Racial Disparities and Discrimination in Education: What Do We Know, How Do We Know It, and What Do We Need to Know?
by George Farkas - 2003
This paper reviews what we have learned about racial discrepancies in education, with particular attention to those that might be attributable to discrimination. Empirical studies have found that, on average, African American, Latino, and American Indian children arrive at kindergarten or first grade with lower levels of oral language, prereading, and premathematics skills, as well as lesser general knowledge, than that possessed by White and Asian American children. African American, Latino, and American Indian children are also reported to display behaviors less well suited to the school’s learning environment. It has been estimated that at least half, and probably more, of the Black-White gap in twelfth-grade academic achievement would be eliminated if we could eliminate the Black-White performance gap at school entry.

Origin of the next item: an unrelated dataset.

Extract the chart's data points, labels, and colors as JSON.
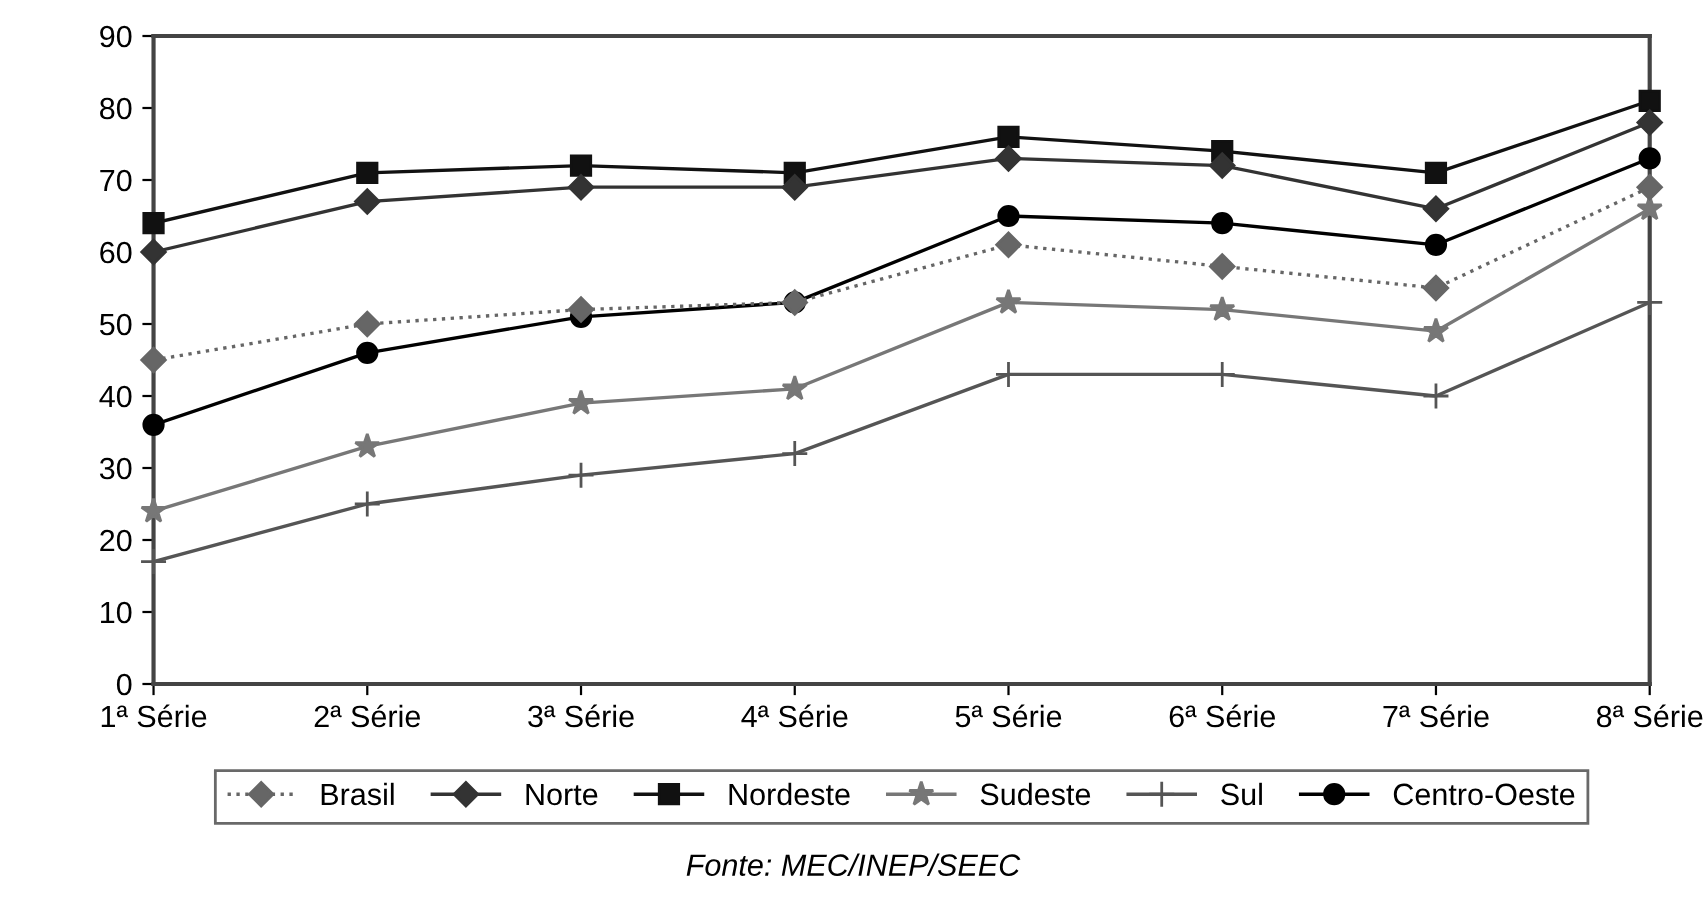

The remainder of the performance gap occurs during grades one through twelve. It is here that researchers have looked for discrimination by teachers and school administrators. In particular, they have looked for curricular track placements that, adjusting for prior performance, are disadvantageous for ethnic minority students. They have also looked for the possibility that teachers hold lower expectations for, and are less encouraging to, minority students. The evidence on these matters is mixed. It is suggested that, with the cooperation of school administrators and teachers, district-specific studies of these issues might be undertaken, using both local administrative data and participant-observational methods.